Before we departed the sanctuary of the Great Banyan, my mother took it upon herself to offer a lingering, significant farewell to Nyxia. She held the young woman’s hands, whispering words I couldn't quite catch, though Nyxia’s pale cheeks flushed a shade of pink that rivaled the dawn. Even the Headmaster raised an eyebrow, sensing the shifting winds of maternal intent.
We stepped back through the shimmering dimensional portal, leaving the sun-drenched tranquility of Dragon Valley for the sleek, obsidian corridors of The Aegis. The transition was jarring, a shift from the organic warmth of nature to the sterile, humming power of my machine world. I walked with my mind already racing through logistical charts and cooling system schematics for the new reactor.
My mother shattered my train of thought with a single, innocent sentence.
“Nyxia has become quite beautiful, hasn’t she?”
The question hung in the air, heavier than the gravity plating beneath our feet. A cold knot of dread formed in my gut, a sensation entirely different from the adrenaline of battle. This attack was coming from left field, and I had no tactical countermeasures prepared.
“Don’t you think it’s time we find our little Leo a fiancée of his own?” She elbowed my father in the ribs as we walked down the wide corridor toward the residential wing. Her tone was light, but her eyes held the gleam of a general planning a new campaign.
I felt a headache blooming behind my eyes. In my arms, Lyra remained blissfully ignorant of the trap closing around me. She was too busy whispering to the cat-sized Kaelus about the structural integrity of sandcastles and how they required more gunpowder.
“You should have made a boom when you got super big, Eggy,” she murmured seriously.
I flicked her forehead gently. “Not all problems can be solved with violence, my little cricket.”
“Says the man who dropped a sun on an army,” she retorted, rubbing her forehead with a pout that was far too adorable to be effective.
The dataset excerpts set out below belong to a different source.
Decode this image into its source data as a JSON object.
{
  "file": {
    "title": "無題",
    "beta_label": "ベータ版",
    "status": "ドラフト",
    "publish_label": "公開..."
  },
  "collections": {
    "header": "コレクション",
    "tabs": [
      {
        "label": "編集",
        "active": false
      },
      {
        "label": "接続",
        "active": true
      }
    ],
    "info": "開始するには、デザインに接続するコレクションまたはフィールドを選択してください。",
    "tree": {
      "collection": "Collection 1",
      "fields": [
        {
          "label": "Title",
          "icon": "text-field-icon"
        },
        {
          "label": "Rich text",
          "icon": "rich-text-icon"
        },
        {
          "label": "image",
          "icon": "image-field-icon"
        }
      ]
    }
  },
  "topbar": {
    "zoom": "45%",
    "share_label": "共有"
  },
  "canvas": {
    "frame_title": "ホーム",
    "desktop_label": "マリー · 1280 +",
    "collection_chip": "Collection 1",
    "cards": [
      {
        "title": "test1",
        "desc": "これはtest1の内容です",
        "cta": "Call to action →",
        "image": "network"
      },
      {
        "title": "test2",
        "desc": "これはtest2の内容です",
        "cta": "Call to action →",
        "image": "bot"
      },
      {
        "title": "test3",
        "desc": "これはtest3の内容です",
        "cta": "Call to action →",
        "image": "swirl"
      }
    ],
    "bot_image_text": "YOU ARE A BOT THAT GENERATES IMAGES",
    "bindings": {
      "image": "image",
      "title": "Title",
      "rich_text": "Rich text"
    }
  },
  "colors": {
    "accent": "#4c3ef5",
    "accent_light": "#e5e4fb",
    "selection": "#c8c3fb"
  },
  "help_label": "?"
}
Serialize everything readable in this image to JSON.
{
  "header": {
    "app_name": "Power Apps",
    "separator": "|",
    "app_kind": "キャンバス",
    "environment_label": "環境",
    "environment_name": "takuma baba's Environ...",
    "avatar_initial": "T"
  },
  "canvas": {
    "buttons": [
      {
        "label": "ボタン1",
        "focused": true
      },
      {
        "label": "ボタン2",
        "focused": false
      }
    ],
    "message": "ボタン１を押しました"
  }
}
We reached the heavy weirwood doors of the private study. My mother did not let up. “I want to find him a good girl from Aerthos. Or perhaps one of the other noble houses would be suitable, now that we are… re-established. Don’t you agree, dear?”
My father opened his mouth, likely to offer a neutral platitude and escape the line of fire, but my mother cut him off.
“You know, I talked to Patricia,” she continued, her voice dropping to a conspiratorial whisper that echoed loudly in the quiet hall. “She told me everything. When we were… away… he lived the life of a hermit. He barely ate, he never slept, and he certainly didn't socialize. He became a complete loner.”
I shot a glare at the empty air, mentally cursing my spymaster. Traitor. After I went to such lengths to maintain a facade of control and stability in front of them, Patricia had dismantled it with a few well-placed whispers of maternal concern. To them, I was a NEET who had locked himself in his room for four years, building toys instead of playing video games.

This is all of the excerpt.